Ciągłe opóźnienia w programie Air Force One u Boeinga. Budżet przekroczony o miliardy
Donald Trump w 2018 r. podjął decyzję o budowie nowych samolotów na potrzeby prezydenckiej floty Air Force One. Ale amerykański gigant lotnictwa, Boeing, złapał wieloletnie opóźnienie.
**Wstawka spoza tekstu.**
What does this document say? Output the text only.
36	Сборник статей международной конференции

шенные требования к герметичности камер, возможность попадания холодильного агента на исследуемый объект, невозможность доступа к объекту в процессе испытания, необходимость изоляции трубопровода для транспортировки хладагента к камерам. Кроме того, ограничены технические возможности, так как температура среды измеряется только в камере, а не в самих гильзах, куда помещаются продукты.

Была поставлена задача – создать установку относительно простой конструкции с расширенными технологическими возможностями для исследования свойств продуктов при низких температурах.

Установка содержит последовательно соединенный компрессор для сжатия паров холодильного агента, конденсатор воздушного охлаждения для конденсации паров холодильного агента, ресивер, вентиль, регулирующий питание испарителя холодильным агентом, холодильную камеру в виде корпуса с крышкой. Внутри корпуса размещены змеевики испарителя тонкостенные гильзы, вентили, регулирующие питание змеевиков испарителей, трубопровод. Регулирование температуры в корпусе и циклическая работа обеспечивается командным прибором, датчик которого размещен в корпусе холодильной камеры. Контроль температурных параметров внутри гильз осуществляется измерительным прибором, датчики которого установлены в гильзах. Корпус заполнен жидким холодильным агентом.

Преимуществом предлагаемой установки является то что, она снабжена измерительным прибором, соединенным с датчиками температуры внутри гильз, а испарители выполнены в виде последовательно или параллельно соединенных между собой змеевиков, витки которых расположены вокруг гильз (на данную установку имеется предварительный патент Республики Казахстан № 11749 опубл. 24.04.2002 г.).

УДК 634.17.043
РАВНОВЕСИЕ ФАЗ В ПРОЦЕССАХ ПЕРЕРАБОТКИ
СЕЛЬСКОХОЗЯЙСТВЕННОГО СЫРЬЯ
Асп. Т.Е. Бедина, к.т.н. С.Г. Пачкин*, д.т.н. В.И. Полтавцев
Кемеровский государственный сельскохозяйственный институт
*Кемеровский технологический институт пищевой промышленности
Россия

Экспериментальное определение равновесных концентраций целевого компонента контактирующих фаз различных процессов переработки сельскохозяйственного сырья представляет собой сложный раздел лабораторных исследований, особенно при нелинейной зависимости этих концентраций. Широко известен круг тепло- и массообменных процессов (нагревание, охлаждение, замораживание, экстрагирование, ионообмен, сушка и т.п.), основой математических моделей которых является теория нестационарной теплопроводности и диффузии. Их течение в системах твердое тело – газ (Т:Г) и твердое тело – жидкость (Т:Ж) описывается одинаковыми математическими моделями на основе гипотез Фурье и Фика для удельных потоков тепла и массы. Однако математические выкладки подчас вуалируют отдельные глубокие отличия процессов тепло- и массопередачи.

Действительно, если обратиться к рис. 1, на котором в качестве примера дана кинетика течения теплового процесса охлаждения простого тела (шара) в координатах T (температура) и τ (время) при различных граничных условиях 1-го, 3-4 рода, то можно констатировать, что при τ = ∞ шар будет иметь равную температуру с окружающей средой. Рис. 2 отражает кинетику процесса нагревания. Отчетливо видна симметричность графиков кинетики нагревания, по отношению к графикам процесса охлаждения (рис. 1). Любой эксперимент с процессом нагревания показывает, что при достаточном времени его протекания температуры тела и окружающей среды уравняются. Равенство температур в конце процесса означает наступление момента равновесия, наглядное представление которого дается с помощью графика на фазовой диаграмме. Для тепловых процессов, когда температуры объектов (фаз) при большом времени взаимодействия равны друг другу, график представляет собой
Skutkuje ono tym, że przed końcem drugiej kadencji w Białym Domu, Trump może nie doczekać się nowego samolotu.
Boeing prowadzi projekt budowy nowych samolotów, które będą pełnić rolę Air Force One, czyli podniebnego Białego Domu dla prezydenta USA. Jego inicjatorem był Donald Trump za pierwszej swojej kadencji.
"Projekt Boeinga Air Force One ma wieloletnie opóźnienia i miliardy dolarów przekroczenia budżetu z powodu ciągłych czkawek związanych z pracą i projektowaniem" - pisze serwis Yahoo Finance.
Powołuje się na najnowszy raport Government Accountability Office, które stwierdziło, że "ciągłe problemy projektowe, przeróbki modyfikacji i wyzwania związane z siłą roboczą" nadal nękają producenta. I to dlatego administracja Donalda Trumpa miała przyjąć w prezencie używanego Boeinga 747-8 od katarskiej rodziny królewskiej, by po niezbędnych adaptacjach tymczasowo mógł być Air Force One.
Amerykańska administracja w 2018 r. podpisała z Boeingiem kontrakt o wartości 3,9 mld dol. na zaprojektowanie, modyfikację i przetestowanie dwóch samolotów Boeing 747-8, które będą służyły jako Air Force One od 2024 r. Już kilka miesięcy temu informowano, że nawet w 2027 r. Biały Dom może jeszcze nie odebrać nowych samolotów, co mogłoby oznaczać, że do końca drugiej kadencji Trump nie doczeka się nowego Air Force One.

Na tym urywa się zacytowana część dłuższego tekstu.